El lenguaje vuelve habitable el mundo
(O. Paz)
Las familias funcionan con la palabra: transmiten a sus niños maneras de hacer y de aprender, modos de hablar, cuidados, interpretaciones y explicaciones, una noción de sí mismos y de lo que representan para los demás. Idealmente, instituyen una estructura simbólica que ordena para ellos lugares y funciones e introduce una cierta medida de regulación y tranquilidad:
1. Los lugares, las funciones. Palabras para hacerse un lugar dentro de la propia familia y del mundo, sabiendo qué se espera de ellos y qué de los adultos responsables. Para poder encontrarse con los demás y participar en su entorno con curiosidad y sin demasiadas dificultades.
Una viñeta: en una reunión, un niño pequeño juega con el ordenador que hace de equipo de audio, interrumpiendo continuamente la música y poniendo al aparato en riesgo de caer de la mesa. Su padre lo mira y no hace nada, hasta que alguno de los presentes le pide intervenir con su hijo. Responde: “¿Pero qué le puedo decir?” La particularidad de esta respuesta debe menos a la ausencia de un acto de nominación que apunte a un “no” -eso no, ahora no, no en este lugar, no este objeto- que a la perplejidad del padre.
En ocasiones las madres y los padres acompañan a sus hijos con una palabra liviana, que no ‘pone límites’. Es decir, que no dibuja un contorno para su mundo, ni les señala los confines de sus actos y de su responsabilidad, ni acota su lugar en el discurso familiar.
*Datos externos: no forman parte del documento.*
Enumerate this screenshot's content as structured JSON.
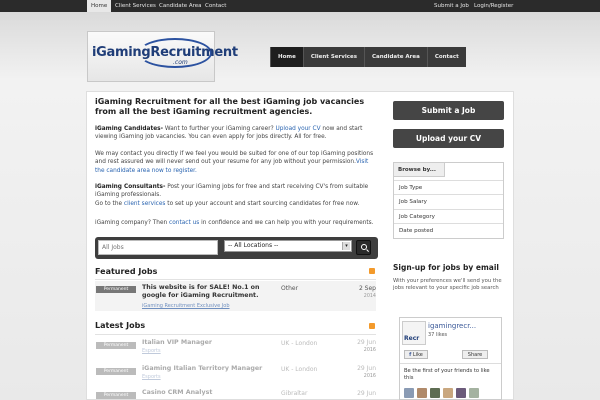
{
  "topnav": {
    "home": "Home",
    "client_services": "Client Services",
    "candidate_area": "Candidate Area",
    "contact": "Contact",
    "submit_job": "Submit a Job",
    "login_register": "Login/Register"
  },
  "logo": {
    "name": "iGamingRecruitment",
    "domain": ".com"
  },
  "mainnav": [
    "Home",
    "Client Services",
    "Candidate Area",
    "Contact"
  ],
  "intro": {
    "title": "iGaming Recruitment for all the best iGaming job vacancies from all the best iGaming recruitment agencies.",
    "p1_label": "iGaming Candidates-",
    "p1_a": " Want to further your iGaming career? ",
    "p1_link": "Upload your CV",
    "p1_b": " now and start viewing iGaming job vacancies. You can even apply for jobs directly. All for free.",
    "p2_a": "We may contact you directly if we feel you would be suited for one of our top iGaming positions and rest assured we will never send out your resume for any job without your permission.",
    "p2_link": "Visit the candidate area now to register.",
    "p3_label": "iGaming Consultants-",
    "p3_a": " Post your iGaming jobs for free and start receiving CV's from suitable iGaming professionals.",
    "p3_b": "Go to the ",
    "p3_link": "client services",
    "p3_c": " to set up your account and start sourcing candidates for free now.",
    "p4_a": "iGaming company? Then ",
    "p4_link": "contact us",
    "p4_b": " in confidence and we can help you with your requirements."
  },
  "search": {
    "placeholder": "All Jobs",
    "location": "-- All Locations --"
  },
  "featured": {
    "title": "Featured Jobs",
    "badge": "Permanent",
    "job_title": "This website is for SALE! No.1 on google for iGaming Recruitment.",
    "job_sub": "iGaming Recruitment Exclusive Job",
    "location": "Other",
    "date": "2 Sep",
    "year": "2014"
  },
  "latest": {
    "title": "Latest Jobs",
    "jobs": [
      {
        "badge": "Permanent",
        "title": "Italian VIP Manager",
        "sub": "Esports",
        "location": "UK - London",
        "date": "29 Jun",
        "year": "2016"
      },
      {
        "badge": "Permanent",
        "title": "iGaming Italian Territory Manager",
        "sub": "Esports",
        "location": "UK - London",
        "date": "29 Jun",
        "year": "2016"
      },
      {
        "badge": "Permanent",
        "title": "Casino CRM Analyst",
        "sub": "",
        "location": "Gibraltar",
        "date": "29 Jun",
        "year": ""
      }
    ]
  },
  "sidebar": {
    "submit_job": "Submit a Job",
    "upload_cv": "Upload your CV",
    "browse_by": "Browse by...",
    "browse_items": [
      "Job Type",
      "Job Salary",
      "Job Category",
      "Date posted"
    ],
    "signup_title": "Sign-up for jobs by email",
    "signup_text": "With your preferences we'll send you the jobs relevant to your specific job search"
  },
  "facebook": {
    "page_name": "igamingrecr...",
    "likes": "37 likes",
    "logo_text": "Recr",
    "like_label": "Like",
    "share_label": "Share",
    "friends_text": "Be the first of your friends to like this"
  },
  "colors": {
    "link": "#2a64b0",
    "rss": "#f39a2b",
    "facebook": "#3b5998"
  }
}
Una palabra que en vez de tranquilizar, angustia, porque compete al niño hacerse cargo de regular su cuerpo, sus actos y sus afectos, y de encontrar los medios para construir la pregunta: “¿Qué quieren [mis padres, los adultos, los otros niños] de mí?”
2. Los cuerpos. Palabras para unos niños que se encuentren cómodos dentro de las rutinas y los eventos del día a día. Para unos cuerpos que duermen, se alimentan, se agitan y se calman y que poco a poco adquieren destrezas nuevas.
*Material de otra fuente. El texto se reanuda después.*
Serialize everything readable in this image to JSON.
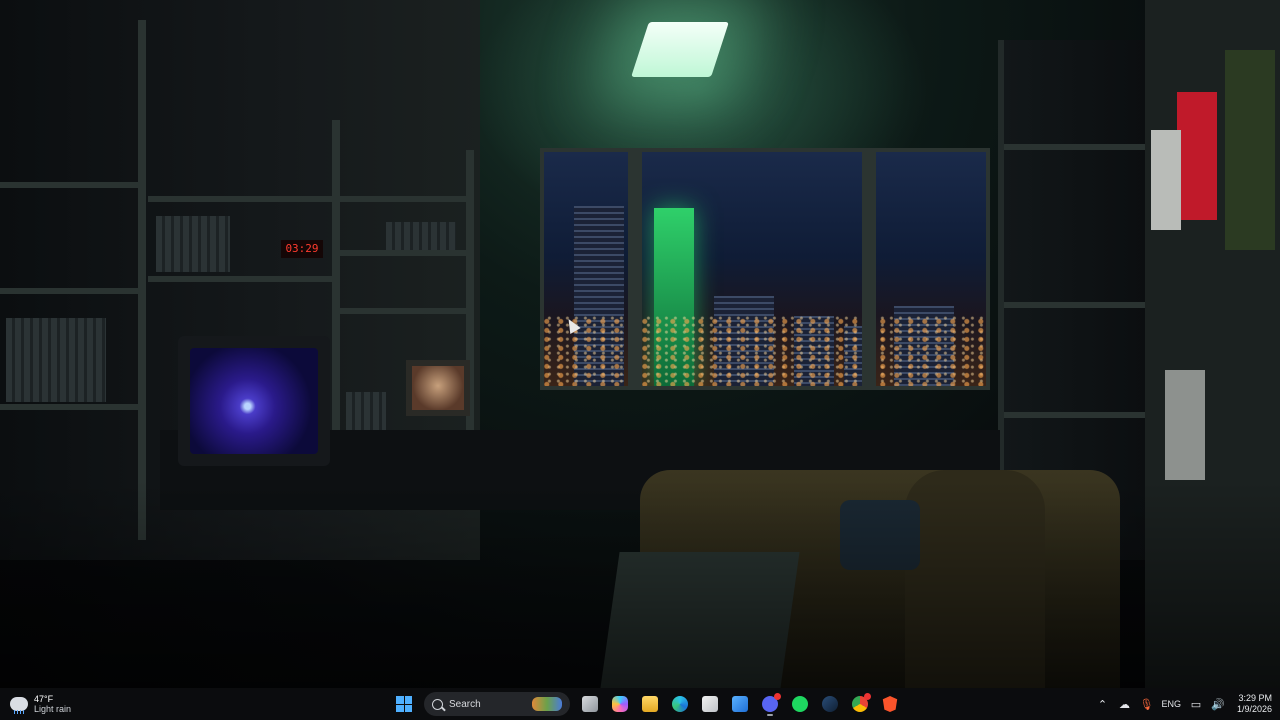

Pensando a la familia en función de las palabras que en ella circulan o que en ella se callan, interesan por un lado, el relato que cada quien hace de sus orígenes y las leyendas familiares: “Mi madre, que era una Santa …” , “Cuando los abuelos llegaron esta ciudad, traían sólo una maleta y una dirección anotada en un papelito …”.
Y por otro lado, los decires que ordenan la cotidianidad y encauzan al cuerpo y sus agitaciones: “En esta casa se come a la una en punto”, “No le pegues a tu hermano”.
3. Los adultos. Palabras para regular a los adultos. Para que los niños no tengan el lugar incómodo del que lo es todo para el adulto, ni del que está a la merced de sus caprichos. Arraigados en una historia, unas tradiciones y un saber-hacer, a sabiendas de que eventualmente tendrán que desapegarse un poco de todo esto para encontrarse con lo que tienen de singular; para interesarse por otros saberes.